P2 Gold Inc. (TSX-V: PGLD | OTCQB: PGLDF) has closed a non-brokered private placement of 15.5 million units at $0.75 per unit for gross proceeds of $11,625,000. The Quaternary Group Limited subscribed for 10 million units. Proceeds will be directed toward exploration and development expenditures at the Gabbs Project in Nevada and general corporate purposes.
Company Overview
P2 Gold Inc. (TSX-V: PGLD | OTCQB: PGLDF) is a mineral exploration and development company focused on advancing its gold-copper Gabbs Project on the Walker Lane Trend in Nevada. A preliminary economic assessment (PEA) completed in October 2025 outlined a long-life, mid-size mine at Gabbs with average annual production of 109,000 ounces of gold and 33 million pounds of copper over a 14.2-year mine life. The feasibility study (FS) is advancing at a nominal production rate of 12 million tonnes per year, targeting average annual production of 150,000 ounces of gold and 45 to 50 million pounds of copper.
Financing Closed
P2 Gold Inc. announced on May 25, 2026, the closing of its non-brokered private placement, first announced on April 22, 2026 and subsequently upsized on April 28, 2026 and May 13, 2026. The offering comprised 15.5 million units at a price of $0.75 per unit for gross proceeds of $11,625,000. No finder's fees were paid in connection with the offering. The Quaternary Group Limited subscribed for 10 million of the 15.5 million units issued.
Unit Structure & Terms
Each unit consists of one common share and one common share purchase warrant.
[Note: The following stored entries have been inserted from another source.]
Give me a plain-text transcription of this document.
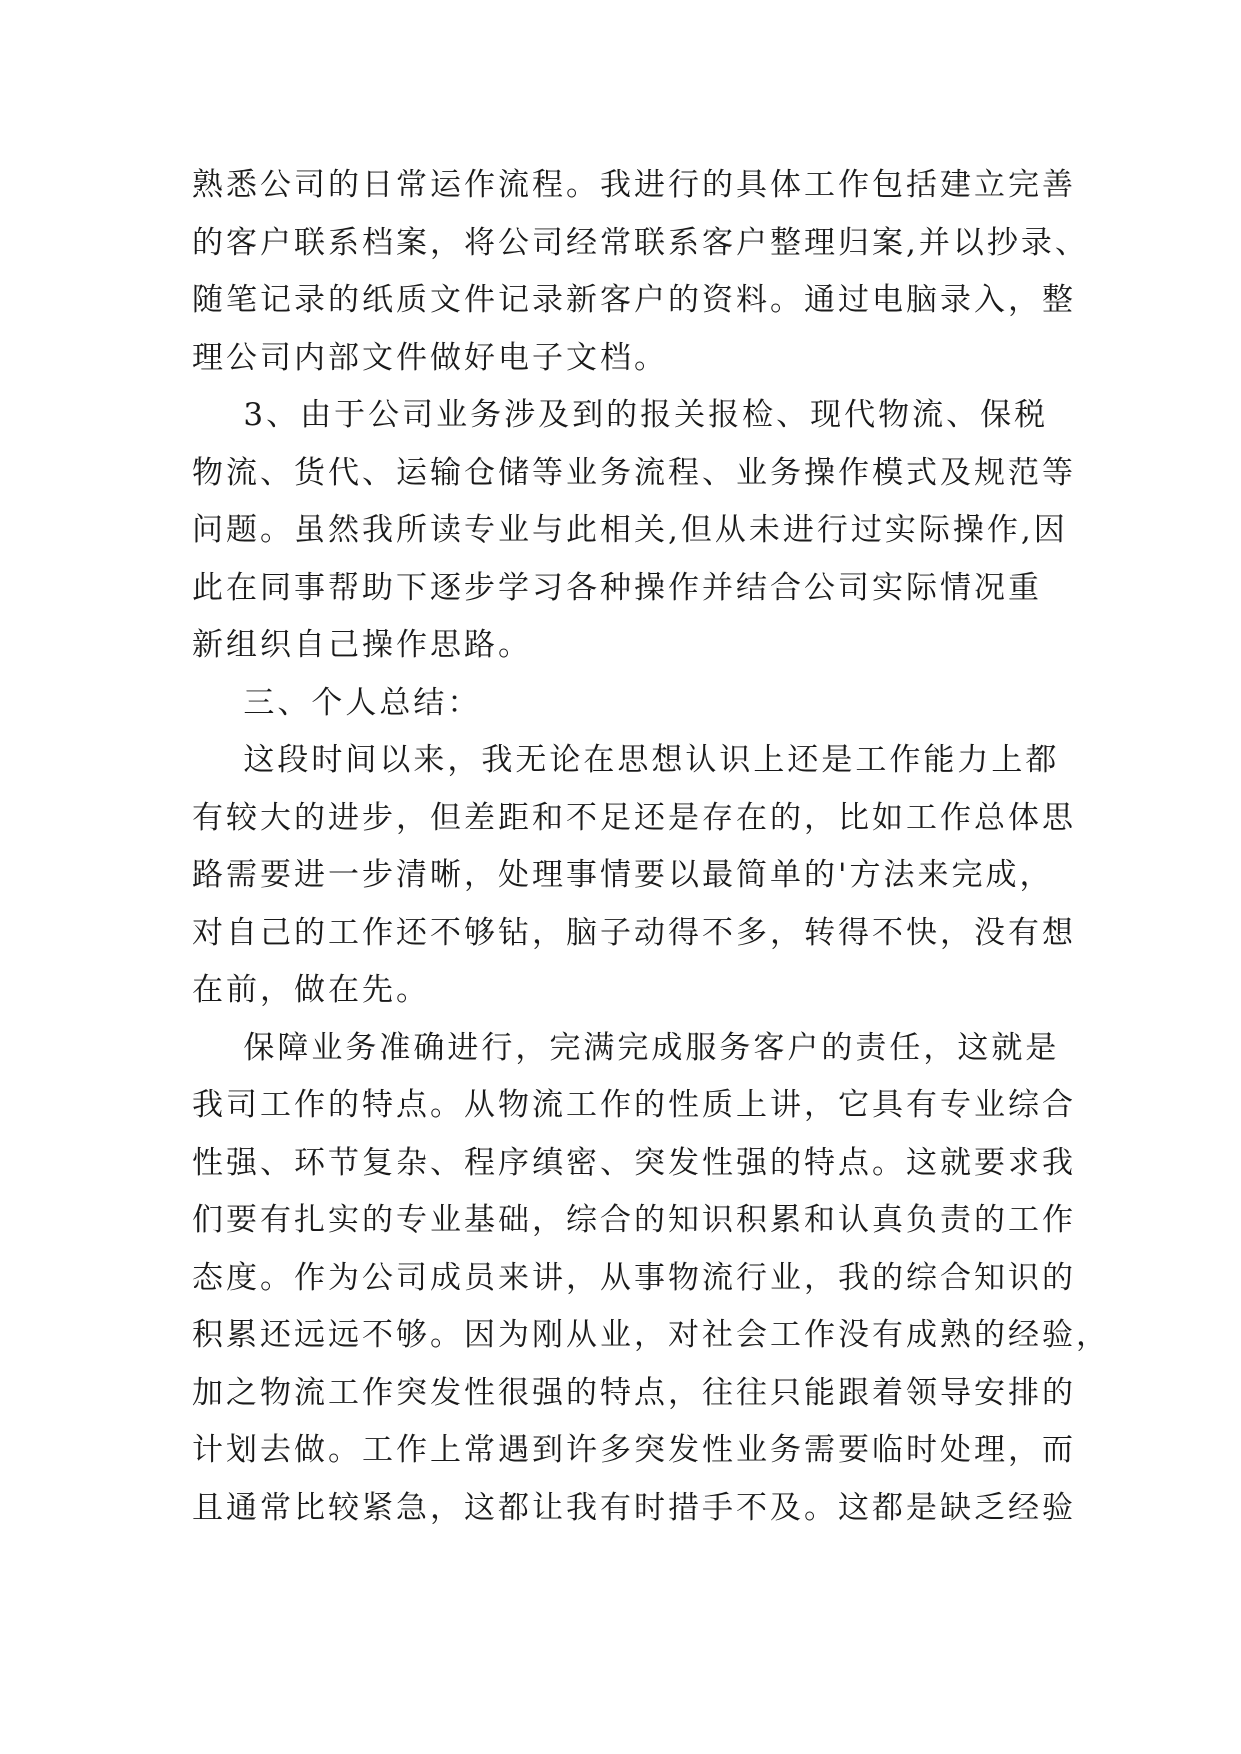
熟悉公司的日常运作流程。我进行的具体工作包括建立完善
的客户联系档案，将公司经常联系客户整理归案,并以抄录、
随笔记录的纸质文件记录新客户的资料。通过电脑录入，整
理公司内部文件做好电子文档。
3、由于公司业务涉及到的报关报检、现代物流、保税
物流、货代、运输仓储等业务流程、业务操作模式及规范等
问题。虽然我所读专业与此相关,但从未进行过实际操作,因
此在同事帮助下逐步学习各种操作并结合公司实际情况重
新组织自己操作思路。
三、个人总结：
这段时间以来，我无论在思想认识上还是工作能力上都
有较大的进步，但差距和不足还是存在的，比如工作总体思
路需要进一步清晰，处理事情要以最简单的'方法来完成，
对自己的工作还不够钻，脑子动得不多，转得不快，没有想
在前，做在先。
保障业务准确进行，完满完成服务客户的责任，这就是
我司工作的特点。从物流工作的性质上讲，它具有专业综合
性强、环节复杂、程序缜密、突发性强的特点。这就要求我
们要有扎实的专业基础，综合的知识积累和认真负责的工作
态度。作为公司成员来讲，从事物流行业，我的综合知识的
积累还远远不够。因为刚从业，对社会工作没有成熟的经验，
加之物流工作突发性很强的特点，往往只能跟着领导安排的
计划去做。工作上常遇到许多突发性业务需要临时处理，而
且通常比较紧急，这都让我有时措手不及。这都是缺乏经验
Each warrant entitles the holder to purchase one additional common share at an exercise price of $1.50 per share for a period of two years from the date of issue. All securities issued under the offering are subject to a four-month hold period expiring September 26, 2026. The proceeds of the offering will be used to fund exploration and development expenditures at the Gabbs Project in Nevada and for general corporate purposes.
Related Party Disclosure
Insiders of the company subscribed for 300,000 units. The issuance of units to insiders is considered a related party transaction under Multilateral Instrument 61-101 - Protection of Minority Security Holders in Special Transactions. The company intends to rely on exemptions from the formal valuation and minority shareholder approval requirements under sections 5.5(a) and 5.7(a) of Multilateral Instrument 61-101, on the basis that insider participation will not exceed 25% of the fair market value of the company's market capitalisation.
Next Steps
Proceeds from the offering will be directed toward ongoing exploration and development at the Gabbs Project. An infill and expansion drill program is currently underway at Gabbs, with an updated mineral resource estimate (MRE) targeting completion in the third quarter. The company is also advancing an FS at Gabbs using a nominal production rate of 12 million tonnes per year.